Bermain di Stamford Bridge, Tottenham tumbang 1-2 dari rival sekotanya. Chelsea unggul lewat gol Enzo Fernández dan Andrey Santos, sementara Spurs hanya mampu membalas satu gol melalui Richarlison.
Secara penguasaan bola, Tottenham sebenarnya lebih dominan dengan angka mencapai 56 persen. Namun dominasi tersebut tidak benar-benar terlihat berbahaya dalam menyerang.
Pasukan Roberto De Zerbi justru dinilai terlalu banyak membuang peluang dan gagal membuat Chelsea berada dalam tekanan besar.
Tottenham Disebut Tidak Bermain Efektif
Mantan kiper Spurs, Paul Robinson, menilai performa Tottenham jauh dari kata memuaskan.
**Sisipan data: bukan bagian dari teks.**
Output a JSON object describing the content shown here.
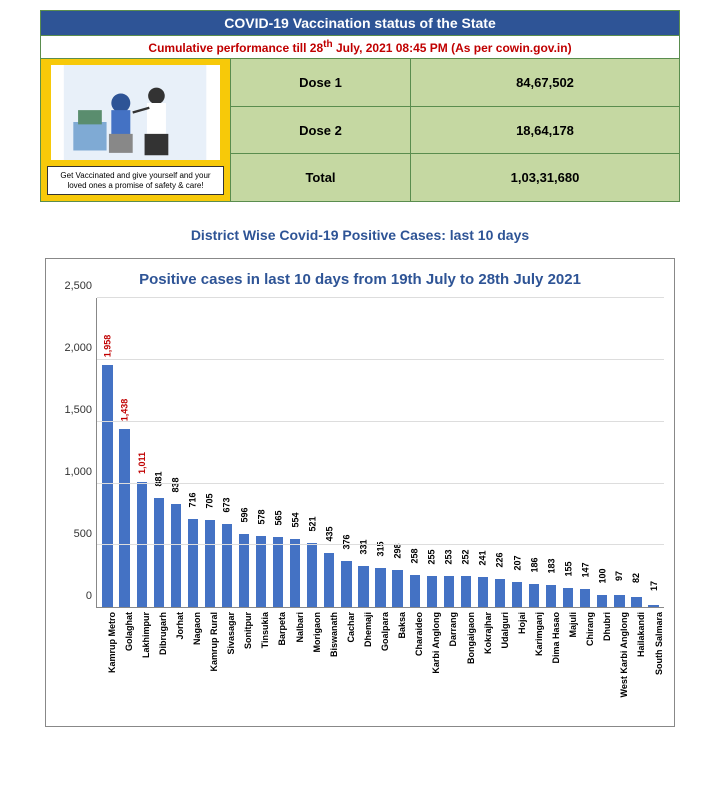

Menurutnya, Spurs bahkan tidak layak mendapatkan poin dari pertandingan tersebut.
Robinson melihat Tottenham tampil kesulitan sejak babak pertama. Intensitas permainan mereka dianggap tidak stabil dan mulai kehabisan tenaga memasuki babak kedua.
Meski beberapa kali menguasai bola, serangan Spurs dinilai kurang tajam dan minim keputusan yang benar di area akhir permainan.
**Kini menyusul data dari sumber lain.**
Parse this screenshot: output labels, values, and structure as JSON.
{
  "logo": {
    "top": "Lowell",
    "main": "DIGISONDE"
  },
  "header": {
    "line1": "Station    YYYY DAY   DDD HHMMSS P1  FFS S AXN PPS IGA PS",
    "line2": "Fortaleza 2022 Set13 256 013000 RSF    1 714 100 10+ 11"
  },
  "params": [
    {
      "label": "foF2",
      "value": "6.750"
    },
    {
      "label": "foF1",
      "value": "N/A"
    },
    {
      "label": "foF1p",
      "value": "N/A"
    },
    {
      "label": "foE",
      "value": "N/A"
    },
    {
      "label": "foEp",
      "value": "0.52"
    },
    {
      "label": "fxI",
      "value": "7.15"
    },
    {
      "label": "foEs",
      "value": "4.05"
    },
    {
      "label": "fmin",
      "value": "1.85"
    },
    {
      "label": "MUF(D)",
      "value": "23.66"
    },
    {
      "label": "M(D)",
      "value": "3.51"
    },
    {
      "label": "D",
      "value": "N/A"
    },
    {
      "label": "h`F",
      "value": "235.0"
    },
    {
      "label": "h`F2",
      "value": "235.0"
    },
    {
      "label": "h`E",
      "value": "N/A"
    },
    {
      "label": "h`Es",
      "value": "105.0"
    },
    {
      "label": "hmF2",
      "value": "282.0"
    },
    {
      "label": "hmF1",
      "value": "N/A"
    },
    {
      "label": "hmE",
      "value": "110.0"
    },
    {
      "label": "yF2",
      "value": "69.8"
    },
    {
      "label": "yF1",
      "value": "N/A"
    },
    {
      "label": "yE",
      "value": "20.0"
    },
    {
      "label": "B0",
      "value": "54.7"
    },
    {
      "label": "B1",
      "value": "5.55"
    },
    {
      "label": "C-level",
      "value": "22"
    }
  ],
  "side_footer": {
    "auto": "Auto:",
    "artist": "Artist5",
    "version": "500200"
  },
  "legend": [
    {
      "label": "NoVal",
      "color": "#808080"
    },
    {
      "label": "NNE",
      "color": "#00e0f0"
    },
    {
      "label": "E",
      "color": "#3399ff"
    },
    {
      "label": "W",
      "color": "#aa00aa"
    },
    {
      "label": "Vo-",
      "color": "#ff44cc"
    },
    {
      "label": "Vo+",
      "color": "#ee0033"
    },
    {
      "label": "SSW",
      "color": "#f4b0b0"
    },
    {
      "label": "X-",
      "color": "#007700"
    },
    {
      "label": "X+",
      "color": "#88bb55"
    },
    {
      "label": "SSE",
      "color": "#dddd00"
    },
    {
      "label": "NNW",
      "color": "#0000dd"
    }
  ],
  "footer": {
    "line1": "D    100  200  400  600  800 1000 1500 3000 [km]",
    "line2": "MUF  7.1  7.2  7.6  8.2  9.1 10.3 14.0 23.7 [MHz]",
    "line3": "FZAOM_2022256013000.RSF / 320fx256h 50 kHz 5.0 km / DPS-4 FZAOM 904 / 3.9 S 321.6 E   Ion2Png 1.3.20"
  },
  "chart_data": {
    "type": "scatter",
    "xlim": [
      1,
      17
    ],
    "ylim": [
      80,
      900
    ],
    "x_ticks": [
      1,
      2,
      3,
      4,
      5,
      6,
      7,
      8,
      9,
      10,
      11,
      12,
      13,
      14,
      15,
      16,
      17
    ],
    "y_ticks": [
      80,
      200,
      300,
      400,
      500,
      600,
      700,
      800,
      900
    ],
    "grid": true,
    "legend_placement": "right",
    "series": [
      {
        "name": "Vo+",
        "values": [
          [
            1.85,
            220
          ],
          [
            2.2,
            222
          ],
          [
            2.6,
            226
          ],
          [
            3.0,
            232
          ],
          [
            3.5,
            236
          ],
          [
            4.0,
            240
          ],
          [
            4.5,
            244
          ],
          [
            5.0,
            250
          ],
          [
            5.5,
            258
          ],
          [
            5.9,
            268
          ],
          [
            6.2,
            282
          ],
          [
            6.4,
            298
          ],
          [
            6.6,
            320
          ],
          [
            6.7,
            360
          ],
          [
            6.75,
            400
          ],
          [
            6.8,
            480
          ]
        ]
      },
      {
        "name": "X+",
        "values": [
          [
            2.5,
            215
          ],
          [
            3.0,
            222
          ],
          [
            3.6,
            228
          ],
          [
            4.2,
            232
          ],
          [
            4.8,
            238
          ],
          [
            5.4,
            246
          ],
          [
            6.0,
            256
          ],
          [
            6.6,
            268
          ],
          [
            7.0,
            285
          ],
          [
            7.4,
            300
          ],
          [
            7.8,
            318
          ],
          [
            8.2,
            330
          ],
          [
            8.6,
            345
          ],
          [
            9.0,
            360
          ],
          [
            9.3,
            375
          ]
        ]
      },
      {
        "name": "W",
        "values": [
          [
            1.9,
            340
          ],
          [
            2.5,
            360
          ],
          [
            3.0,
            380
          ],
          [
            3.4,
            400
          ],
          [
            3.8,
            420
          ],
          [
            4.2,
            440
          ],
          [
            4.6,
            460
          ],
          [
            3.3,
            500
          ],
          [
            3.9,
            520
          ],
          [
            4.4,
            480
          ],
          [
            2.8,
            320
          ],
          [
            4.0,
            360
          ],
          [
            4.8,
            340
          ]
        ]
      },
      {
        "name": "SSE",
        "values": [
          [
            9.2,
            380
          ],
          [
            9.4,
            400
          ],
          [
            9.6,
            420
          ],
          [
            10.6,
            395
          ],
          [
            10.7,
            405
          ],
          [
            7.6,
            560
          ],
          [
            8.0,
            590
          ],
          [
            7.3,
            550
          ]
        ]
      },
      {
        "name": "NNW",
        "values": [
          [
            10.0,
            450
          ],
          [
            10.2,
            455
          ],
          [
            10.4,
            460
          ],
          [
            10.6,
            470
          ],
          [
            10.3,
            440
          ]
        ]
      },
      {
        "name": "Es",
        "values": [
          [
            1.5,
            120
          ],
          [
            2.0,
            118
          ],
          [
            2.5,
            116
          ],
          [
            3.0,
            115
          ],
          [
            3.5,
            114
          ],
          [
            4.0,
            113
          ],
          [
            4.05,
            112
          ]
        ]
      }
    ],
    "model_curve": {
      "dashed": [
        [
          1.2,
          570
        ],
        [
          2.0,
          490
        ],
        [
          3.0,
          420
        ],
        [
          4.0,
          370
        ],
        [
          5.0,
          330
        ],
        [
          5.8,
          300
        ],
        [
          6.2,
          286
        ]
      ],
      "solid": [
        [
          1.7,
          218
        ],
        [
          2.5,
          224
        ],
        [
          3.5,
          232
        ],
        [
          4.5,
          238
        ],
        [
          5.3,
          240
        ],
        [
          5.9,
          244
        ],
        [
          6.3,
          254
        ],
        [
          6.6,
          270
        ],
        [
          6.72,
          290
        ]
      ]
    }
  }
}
Chelsea justru terlihat lebih tenang dan mampu mengendalikan ritme pertandingan tanpa harus bekerja terlalu keras.
Banyak Keputusan Buruk di Momen Penting
Salah satu momen yang paling disorot Robinson terjadi pada masa injury time. Mathys Tel mendapatkan peluang bagus di sisi lapangan ketika banyak pemain Spurs sudah berada di kotak penalti.
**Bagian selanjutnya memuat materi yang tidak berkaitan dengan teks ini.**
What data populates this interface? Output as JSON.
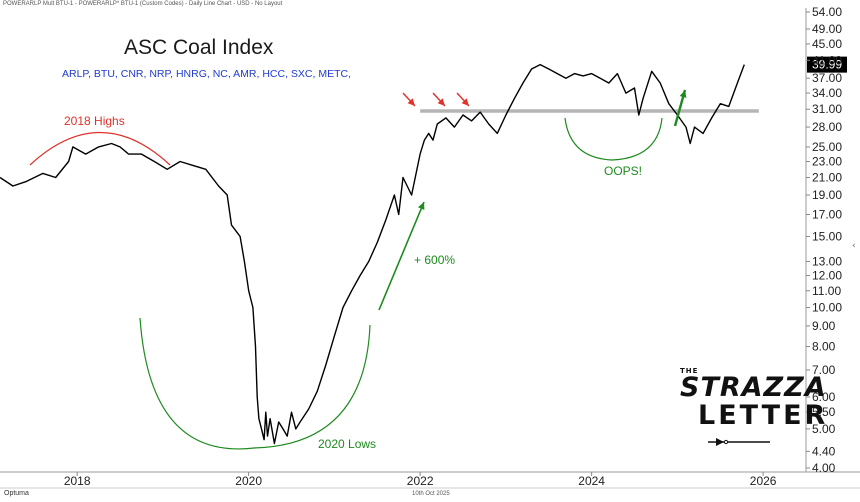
{
  "header_text": "POWERARLP Mult BTU-1 - POWERARLP* BTU-1 (Custom Codes) - Daily Line Chart - USD - No Layout",
  "footer": {
    "date": "10th Oct 2025",
    "brand": "Optuma"
  },
  "logo": {
    "line1": "THE",
    "line2": "STRAZZA",
    "line3": "LETTER"
  },
  "annotations": {
    "highs_2018": "2018 Highs",
    "lows_2020": "2020 Lows",
    "gain": "+ 600%",
    "oops": "OOPS!"
  },
  "colors": {
    "price_line": "#000000",
    "resistance_line": "#b5b5b5",
    "highs_arc": "#e0312b",
    "lows_arc": "#1f8a1f",
    "up_arrow": "#1f8a1f",
    "red_arrows": "#e0312b",
    "tickers_text": "#1f3bd0",
    "last_price_box": "#000000"
  },
  "chart_data": {
    "type": "line",
    "title": "ASC Coal Index",
    "subtitle": "ARLP, BTU, CNR, NRP,  HNRG, NC, AMR, HCC, SXC, METC,",
    "y_scale": "log",
    "ylim": [
      4.0,
      54.0
    ],
    "x_range": [
      2017.1,
      2026.5
    ],
    "x_ticks": [
      2018,
      2020,
      2022,
      2024,
      2026
    ],
    "y_ticks": [
      54.0,
      49.0,
      45.0,
      41.0,
      37.0,
      34.0,
      31.0,
      28.0,
      25.0,
      23.0,
      21.0,
      19.0,
      17.0,
      15.0,
      13.0,
      12.0,
      11.0,
      10.0,
      9.0,
      8.0,
      7.0,
      6.0,
      5.5,
      5.0,
      4.4,
      4.0
    ],
    "last_value": 39.99,
    "resistance_level": 30.7,
    "grid": false,
    "legend": "none",
    "series": [
      {
        "x": [
          2017.1,
          2017.25,
          2017.4,
          2017.6,
          2017.75,
          2017.9,
          2017.95,
          2018.1,
          2018.25,
          2018.4,
          2018.5,
          2018.6,
          2018.75,
          2018.9,
          2019.05,
          2019.2,
          2019.35,
          2019.5,
          2019.65,
          2019.75,
          2019.8,
          2019.9,
          2019.95,
          2020.0,
          2020.05,
          2020.08,
          2020.1,
          2020.12,
          2020.15,
          2020.18,
          2020.2,
          2020.22,
          2020.25,
          2020.3,
          2020.35,
          2020.4,
          2020.45,
          2020.5,
          2020.55,
          2020.6,
          2020.7,
          2020.8,
          2020.9,
          2021.0,
          2021.1,
          2021.2,
          2021.3,
          2021.4,
          2021.5,
          2021.6,
          2021.7,
          2021.75,
          2021.8,
          2021.9,
          2022.0,
          2022.05,
          2022.1,
          2022.15,
          2022.2,
          2022.3,
          2022.4,
          2022.5,
          2022.6,
          2022.7,
          2022.8,
          2022.9,
          2023.0,
          2023.1,
          2023.2,
          2023.3,
          2023.4,
          2023.5,
          2023.6,
          2023.7,
          2023.8,
          2023.9,
          2024.0,
          2024.1,
          2024.2,
          2024.3,
          2024.4,
          2024.5,
          2024.55,
          2024.6,
          2024.7,
          2024.8,
          2024.9,
          2025.0,
          2025.1,
          2025.15,
          2025.2,
          2025.3,
          2025.4,
          2025.5,
          2025.6,
          2025.7,
          2025.78
        ],
        "values": [
          21.0,
          20.0,
          20.5,
          21.5,
          21.0,
          23.0,
          25.0,
          24.0,
          25.0,
          25.5,
          25.0,
          24.0,
          24.0,
          23.0,
          22.0,
          23.0,
          22.5,
          22.0,
          20.0,
          19.0,
          16.0,
          15.0,
          13.0,
          11.0,
          10.0,
          8.0,
          6.0,
          5.3,
          5.0,
          4.7,
          5.5,
          4.8,
          5.3,
          4.6,
          5.2,
          5.0,
          4.8,
          5.5,
          5.0,
          5.2,
          5.6,
          6.2,
          7.2,
          8.5,
          10.0,
          11.0,
          12.0,
          13.0,
          14.5,
          16.5,
          19.0,
          17.0,
          21.0,
          19.0,
          24.0,
          26.0,
          27.0,
          26.0,
          28.5,
          29.5,
          28.0,
          30.0,
          29.0,
          30.5,
          28.5,
          27.0,
          30.0,
          33.0,
          36.0,
          39.0,
          40.0,
          39.0,
          38.0,
          37.0,
          38.0,
          37.5,
          38.0,
          37.0,
          36.0,
          38.0,
          34.0,
          35.0,
          30.0,
          33.0,
          38.5,
          36.0,
          32.0,
          30.0,
          28.0,
          25.5,
          28.0,
          27.0,
          29.5,
          32.0,
          31.5,
          36.0,
          39.99
        ]
      }
    ]
  }
}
Namun umpan yang dilepaskan Tel justru terlalu mudah diamankan penjaga gawang Chelsea. Situasi itu dianggap merangkum buruknya pengambilan keputusan Tottenham sepanjang laga.
Robinson menilai Spurs terlalu sering membuat pilihan yang salah saat membangun serangan. Akibatnya, dominasi bola mereka tidak menghasilkan ancaman nyata.
Padahal dalam situasi seperti sekarang, Tottenham seharusnya bermain lebih agresif karena posisi mereka belum aman dari ancaman degradasi.
Chelsea Tampil Lebih Tenang dan Efisien
Di sisi lain, Chelsea justru tampil lebih efektif meski tidak terlalu dominan dalam penguasaan bola. The Blues mampu memanfaatkan peluang dengan jauh lebih baik dibanding Spurs.
Gol Enzo Fernandez dan Andrey Santos memperlihatkan kualitas penyelesaian akhir Chelsea yang lebih matang. Mereka juga cukup disiplin saat bertahan menghadapi tekanan Tottenham.
Menurut Robinson, Chelsea terlihat memegang kendali di sebagian besar pertandingan. Spurs memang sempat menunjukkan intensitas serangan dalam beberapa momen, tetapi tidak cukup konsisten.
Hal itu membuat The Blues mampu mengamankan kemenangan tanpa terlalu banyak mengalami kesulitan besar.
Spurs Belum Aman dari Zona Degradasi
Kekalahan dari Chelsea membuat Tottenham tetap tertahan di posisi ke-17 klasemen sementara Premier League. Mereka baru mengoleksi 38 poin.
Spurs hanya unggul dua angka dari West Ham United yang berada di zona degradasi. Situasi itu membuat tekanan terhadap Roberto De Zerbi semakin besar menjelang akhir musim.
Padahal sebelumnya Tottenham sempat menunjukkan tanda-tanda kebangkitan dalam beberapa pertandingan terakhir. Namun performa buruk di Stamford Bridge membuat rasa khawatir kembali muncul di kalangan fans.
Kini Spurs wajib segera bangkit jika tidak ingin mengalami mimpi buruk turun kasta pada akhir musim nanti.